Matthew Pavich, a former buyer with Target and now senior director of retail innovation with Revionics, a software company that uses artificial intelligence to determine product prices for retailers, said brand loyalty is as low as he’s ever seen.
“People are trying new brands. They’re trying new retailers,” he said. “They’re switching to competitors at a frequency we’ve never seen before. And this is all started with COVID but accelerated as we were in the supply chain challenges.”
Deploying targeted promotions to shoppers who need them
Grocers pulled back on promotions early in the pandemic due to supply constraints and the influx of demand they were seeing, and they’ve kept promotional activity low in the ensuing months. IRI data shows that in March, retailers spent 62% of what they spent during the same month in 2019 on food and beverage promotions.
Davey expects promotional frequency will pick up as the year goes on, driven by growing price sensitivity among shoppers.
“We’ll see more value messaging from retailers,” he said. “You will see more targeted promotions to not lose these low-income and middle-income consumers.”
On its website, Wegmans touts fresh prepared meals for less than $5 per serving. “We are all feeling the impact that inflation has on the items that we buy every day,” the grocer notes on its site.
Grocers are also seeing an opportunity to promote their private label selections, which feature lower price points and produce higher margins.
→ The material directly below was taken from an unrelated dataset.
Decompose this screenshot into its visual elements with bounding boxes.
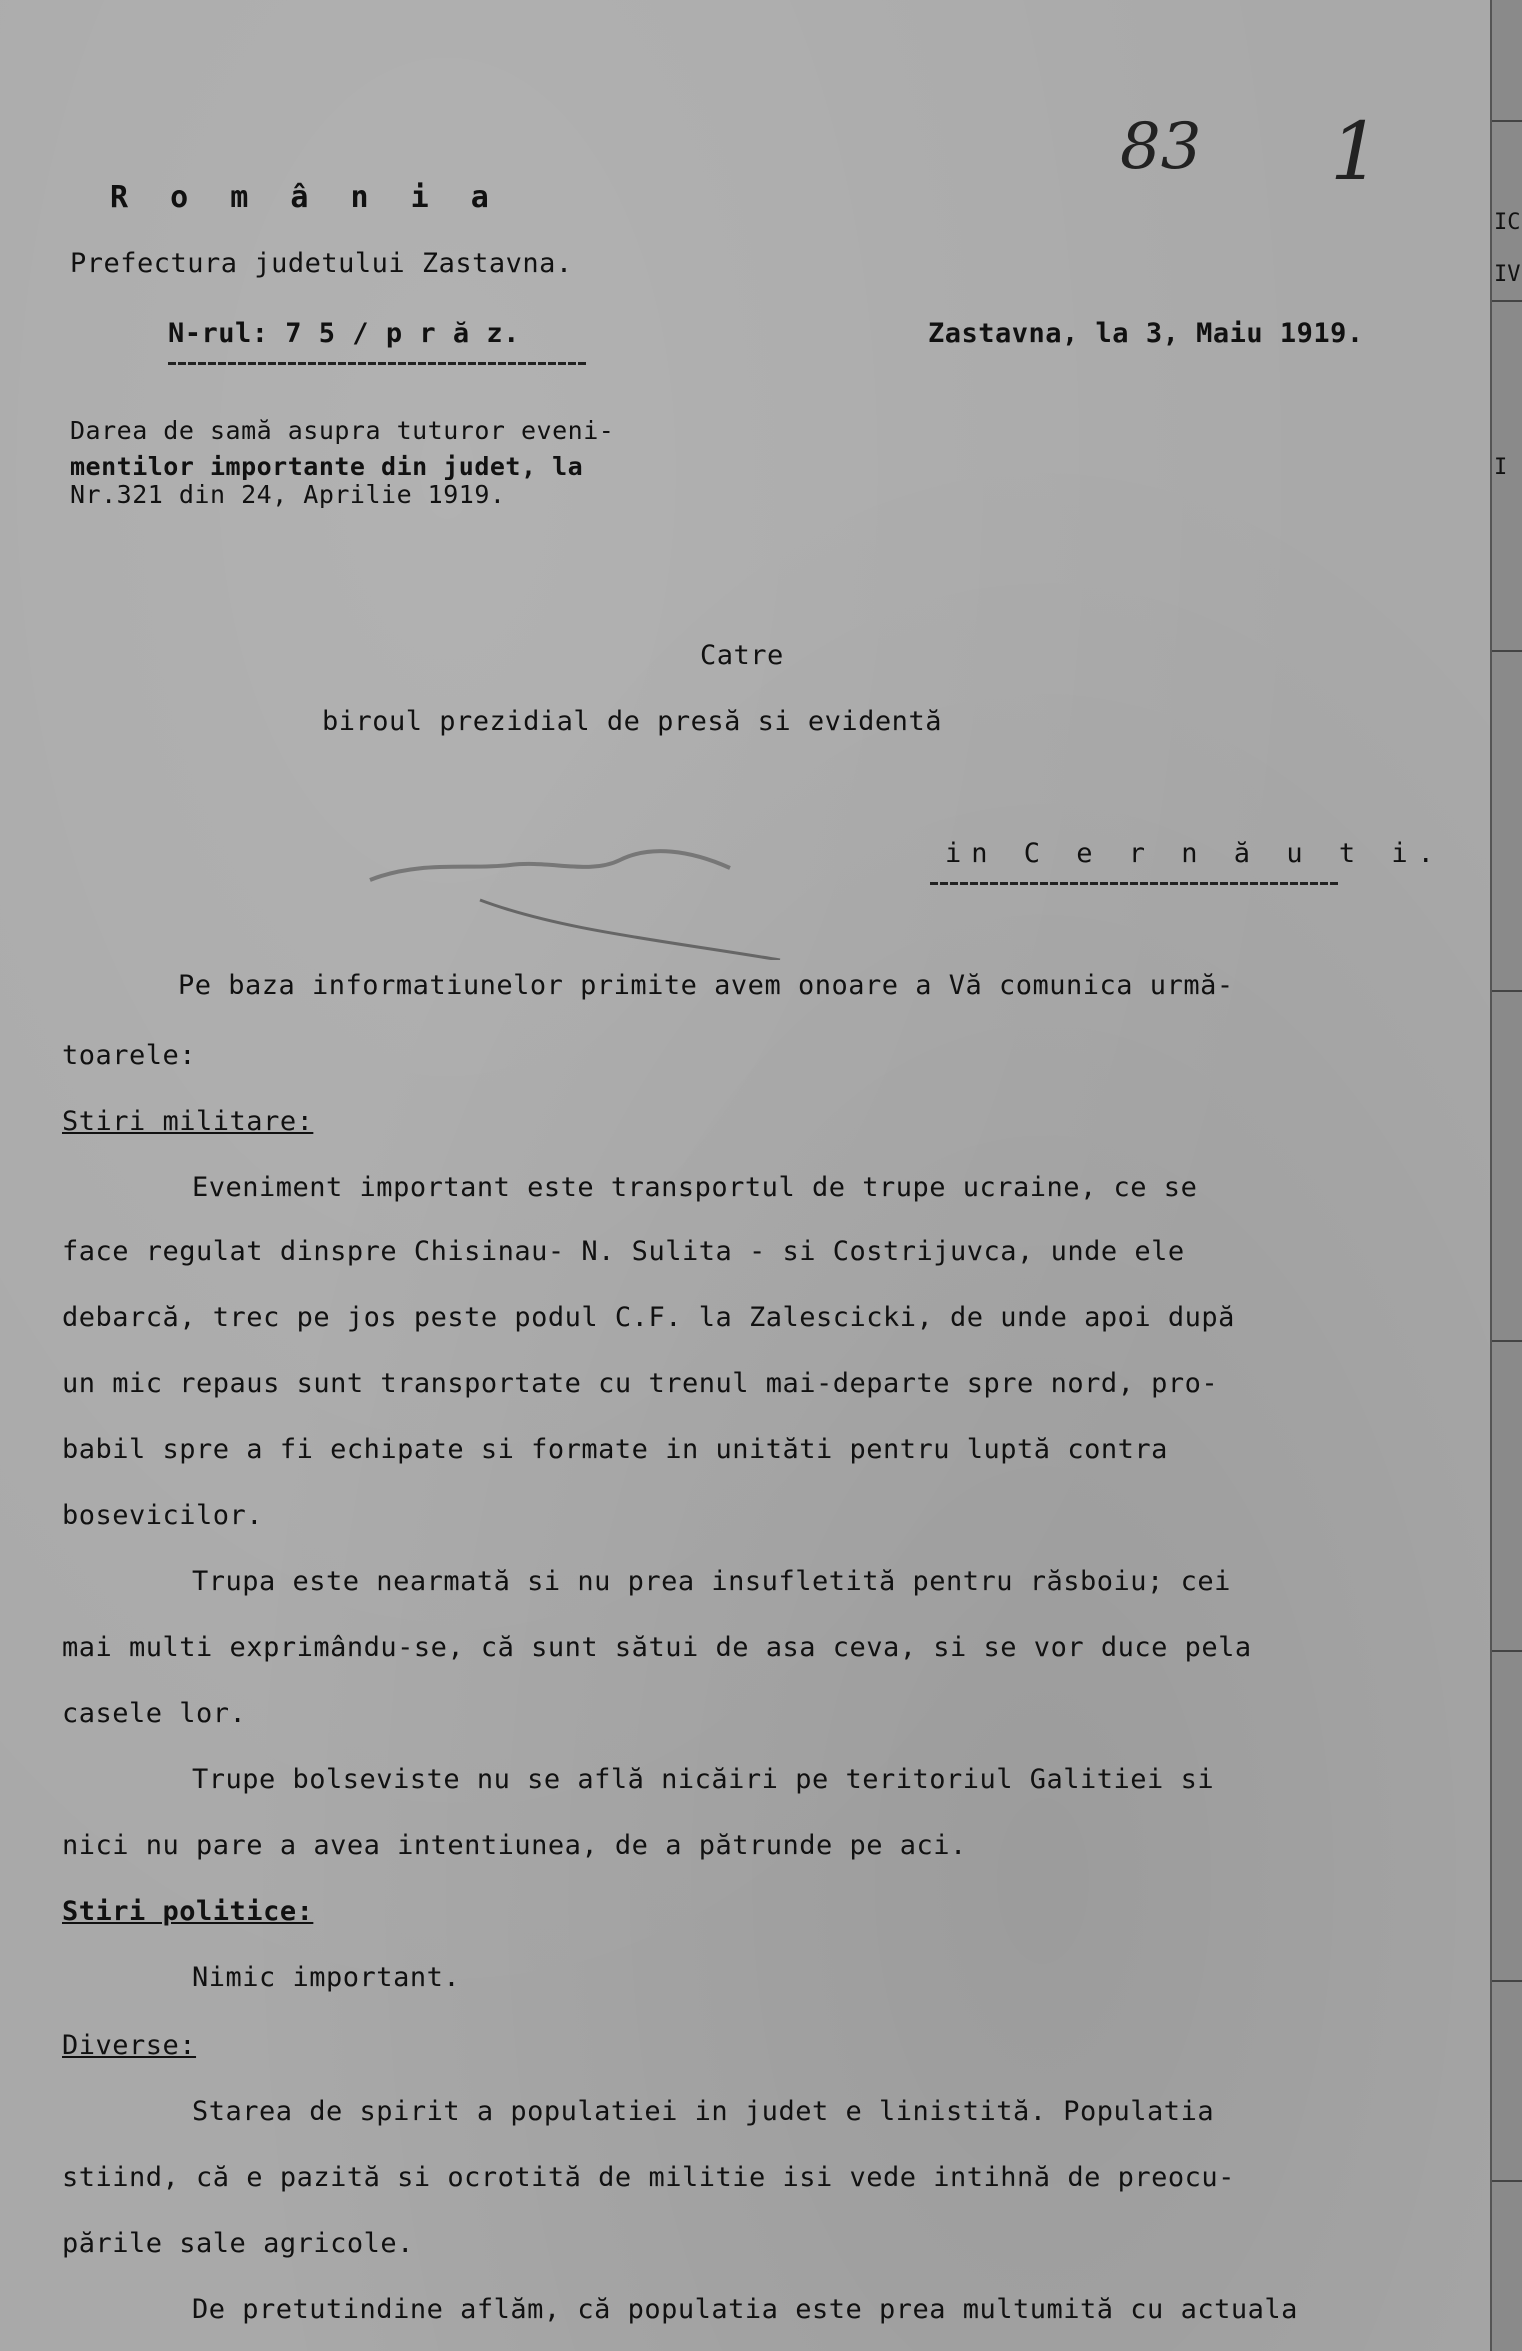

Stew Leonard’s, which operates seven stores in the Northeast, recently featured a side-by-side comparison of a basket featuring national brands and one with store brand selections on its website, showing a savings of nearly $40.
“People are trying new brands. They’re trying new retailers. They’re switching to competitors at a frequency we’ve never seen before.
Senior director of retail innovation, Revionics
Spencer Baird, former chief merchant for Peapod and currently executive vice president and head of marketing technology with Inmar Intelligence, said retailers are taking a “scalpel-like approach” to distributing promotions. They can use their loyalty data to identify price-sensitive shoppers and then bring in ad spending from manufacturers that want to target those individuals.
“We’re seeing a lot more personalized offers and to me, that’s great because it’ll maximize return on ad spend,” Baird said. “At the same time, [retailers] don’t break the bank on supply.”
Baird said there are other ways retailers can keep shoppers spending with their stores, like offering “white glove” customer service and improving the e-commerce experience.
Sources said it’s hard to know just how long rising inflation and supply chain disruptions will persist. Sankaran said he expects inflation will moderate in the second half of the year, while Davey said he expects supply pressures will persist throughout the rest of the year.
Baird, meanwhile, declined to speculate on the duration of the current pressures retailers and consumers are facing, but did advise retailers to focus less on margins and sales growth and more on consumer-focused metrics like the number of shoppers engaging with stores as well as basket size and trip frequency.
“The retailer that’s focused on shoppers, frequency and baskets, they tend to make a lot more progress because they know that every day going to work, they’ve got to get two of those three things right and they’re good to go,” he said.